The main building of the Metropolitan Ervin Szabó Library is the one-time Wenckheim Palace. It was built by Count Frigyes Wenckheim (1842 – 1912), a well-known aristocrat of the end of the 19th century, the owner of a vast estate with the membership of the Parliament. He was a remarkable builder possessing country houses and a palace in Pest.




The Wenckheim Palace was built by Arthur Meinig (1853-1904) a specialist of country houses from Saxony. The Palace was one of his outstanding achievements, the masterpiece of Hungarian Neo-Baroque architecture. The domical roof of the building is decorated by the coat-of-arms of the Wenckheims above the main cornice and by a nine-point crown on the top. (See more details under the title „The Neo-Baroque Palace”)

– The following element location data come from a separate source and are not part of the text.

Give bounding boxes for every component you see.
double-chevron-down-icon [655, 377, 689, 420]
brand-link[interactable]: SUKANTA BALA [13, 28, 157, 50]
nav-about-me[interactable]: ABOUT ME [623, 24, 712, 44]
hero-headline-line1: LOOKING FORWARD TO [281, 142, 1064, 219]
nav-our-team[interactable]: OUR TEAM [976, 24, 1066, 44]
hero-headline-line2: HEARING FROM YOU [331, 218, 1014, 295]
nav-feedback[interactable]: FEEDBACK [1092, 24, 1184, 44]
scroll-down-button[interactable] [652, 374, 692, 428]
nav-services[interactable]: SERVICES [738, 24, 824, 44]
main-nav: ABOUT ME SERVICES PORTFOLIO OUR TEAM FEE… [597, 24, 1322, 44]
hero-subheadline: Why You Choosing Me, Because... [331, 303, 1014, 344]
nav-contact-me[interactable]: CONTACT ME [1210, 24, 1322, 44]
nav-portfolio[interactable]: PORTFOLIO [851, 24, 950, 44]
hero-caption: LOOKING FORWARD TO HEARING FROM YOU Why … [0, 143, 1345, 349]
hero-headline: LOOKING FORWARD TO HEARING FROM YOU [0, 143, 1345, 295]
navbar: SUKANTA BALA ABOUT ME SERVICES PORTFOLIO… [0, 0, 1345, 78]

After the count’s death the palace remained the property of the Wenckheim family for 15 years. Confusion started in 1919. First the building became the Association of Joiners, then the Museum of the Proletariat. Later, clubs of some groups of society (political parties, journalists etc) used the stately building.
The City Council purchased the building in 1927. After the four-year reconstruction, the library was opened in 1931.

The main alterations are the followings:

  • the living and service rooms were turned into stacks and offices;

  • the Large Ballroom into a reading room,

  • the dining room into the Periodical Reading Room;

  • catalogues were put into the Small Ballroom;

  • the function of the Saloon and the boudoirs has changed several times.



The Central Library was reconstructed between 1998 and 2001. As the result of the reconstruction, in the gate of the 21st century, a modern metropolitan library was created both in function and services.